Esta posição do Sr. Juiz tem apoio na jurisprudência.
Veja-se, a título de exemplo, o Acórdão da Relação de Évora de 08-06-2021, tirado no processo 81/20.0GGSTC.E1: “I – No crime de desobediência p. e p. pelos artigos 348.º, n.º 1, al. a) e 69.º, n.º 1 alínea c) do Código Penal e 152.º, n.º 3 do Código da Estrada, quanto à determinação da pena acessória respetiva, importa assegurar um equilíbrio (complexo) entre as circunstâncias (conhecidas) previstas no art.º 71.º, n.º 2 do CP, ou seja, as circunstâncias que devem ser levadas em conta para a determinação da medida da pena (principal e acessória, como vimos supra) e a circunstância desconhecida da taxa de alcoolemia (TA) que o agente tinha quando evidenciou a conduta desobediente (mantendo-a, dolosamente, desconhecida). II – Importa encontrar um ponto de equilíbrio entre a possibilidade de, sobrevalorizando as circunstâncias conhecidas atenuantes, desvalorizar a possibilidade de compensar o agente relativamente a uma TA que o mesmo sabe ser elevada (ou mesmo elevadíssima) e, por outro lado, seguindo o percurso inverso, sancionar o agente de forma desproporcionada precisamente atento o desconhecimento da TA.”
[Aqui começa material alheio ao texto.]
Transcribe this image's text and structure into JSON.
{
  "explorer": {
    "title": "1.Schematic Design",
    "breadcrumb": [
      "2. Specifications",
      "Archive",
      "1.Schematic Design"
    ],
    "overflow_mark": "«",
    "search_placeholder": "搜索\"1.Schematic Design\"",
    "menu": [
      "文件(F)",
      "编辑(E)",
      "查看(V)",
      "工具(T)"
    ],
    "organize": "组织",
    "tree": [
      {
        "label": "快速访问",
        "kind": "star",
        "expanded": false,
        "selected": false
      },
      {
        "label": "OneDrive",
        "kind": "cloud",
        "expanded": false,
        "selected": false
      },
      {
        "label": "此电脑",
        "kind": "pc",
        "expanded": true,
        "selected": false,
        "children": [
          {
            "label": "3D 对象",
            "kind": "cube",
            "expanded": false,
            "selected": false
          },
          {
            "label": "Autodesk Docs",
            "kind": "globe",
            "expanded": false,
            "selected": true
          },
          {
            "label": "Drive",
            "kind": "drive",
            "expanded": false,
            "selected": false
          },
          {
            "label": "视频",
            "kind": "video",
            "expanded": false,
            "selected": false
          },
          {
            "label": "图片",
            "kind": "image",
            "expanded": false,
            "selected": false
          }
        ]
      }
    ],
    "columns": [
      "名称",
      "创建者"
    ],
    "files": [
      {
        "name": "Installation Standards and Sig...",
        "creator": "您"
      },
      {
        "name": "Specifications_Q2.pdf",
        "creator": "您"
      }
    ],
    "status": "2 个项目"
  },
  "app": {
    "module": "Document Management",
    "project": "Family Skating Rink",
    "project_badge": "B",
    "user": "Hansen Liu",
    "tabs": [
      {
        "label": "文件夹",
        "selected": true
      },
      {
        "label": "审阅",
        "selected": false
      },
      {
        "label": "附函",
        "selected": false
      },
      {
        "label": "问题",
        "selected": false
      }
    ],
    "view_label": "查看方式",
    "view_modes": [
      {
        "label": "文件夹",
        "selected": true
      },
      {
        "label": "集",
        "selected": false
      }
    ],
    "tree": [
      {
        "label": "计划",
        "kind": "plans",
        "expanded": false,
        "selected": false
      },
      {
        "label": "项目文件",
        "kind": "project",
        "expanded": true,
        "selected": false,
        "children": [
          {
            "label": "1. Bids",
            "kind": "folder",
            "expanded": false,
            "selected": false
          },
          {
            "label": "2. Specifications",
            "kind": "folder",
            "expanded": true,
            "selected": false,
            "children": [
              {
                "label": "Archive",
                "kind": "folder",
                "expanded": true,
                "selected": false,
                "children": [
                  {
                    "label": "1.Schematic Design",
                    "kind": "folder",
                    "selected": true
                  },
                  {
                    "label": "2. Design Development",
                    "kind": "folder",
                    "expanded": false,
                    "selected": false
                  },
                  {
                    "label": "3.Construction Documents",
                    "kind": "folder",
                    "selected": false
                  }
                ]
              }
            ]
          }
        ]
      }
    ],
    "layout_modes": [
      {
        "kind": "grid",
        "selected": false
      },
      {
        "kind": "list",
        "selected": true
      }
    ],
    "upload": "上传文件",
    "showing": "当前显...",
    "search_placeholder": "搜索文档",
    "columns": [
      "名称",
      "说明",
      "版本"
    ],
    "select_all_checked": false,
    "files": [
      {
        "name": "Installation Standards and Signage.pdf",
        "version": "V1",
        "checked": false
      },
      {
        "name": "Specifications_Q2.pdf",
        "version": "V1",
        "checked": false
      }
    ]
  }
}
Este tribunal de recurso concorda com o raciocínio expendido pelo Sr. Juiz no que toca à fixação, em 5 meses, da pena acessória.
Deste modo, improcede o recurso, na íntegra.
III. DECISÃO

Pelo exposto, acordam os juízes desta 1ª secção do Tribunal da Relação do Porto em negar provimento ao recurso interposto pelo arguido, mantendo-se, na íntegra, a decisão recorrida.
Custas pelo arguido - art. 513º nº 1 CPP

Porto, 10 de Julho de 2024
(Elaborado e revisto pela relatora, revisto pelos signatários e com assinatura digital de todos)
Por expressa opção da relatora, não se segue o Acordo Ortográfico de 1990.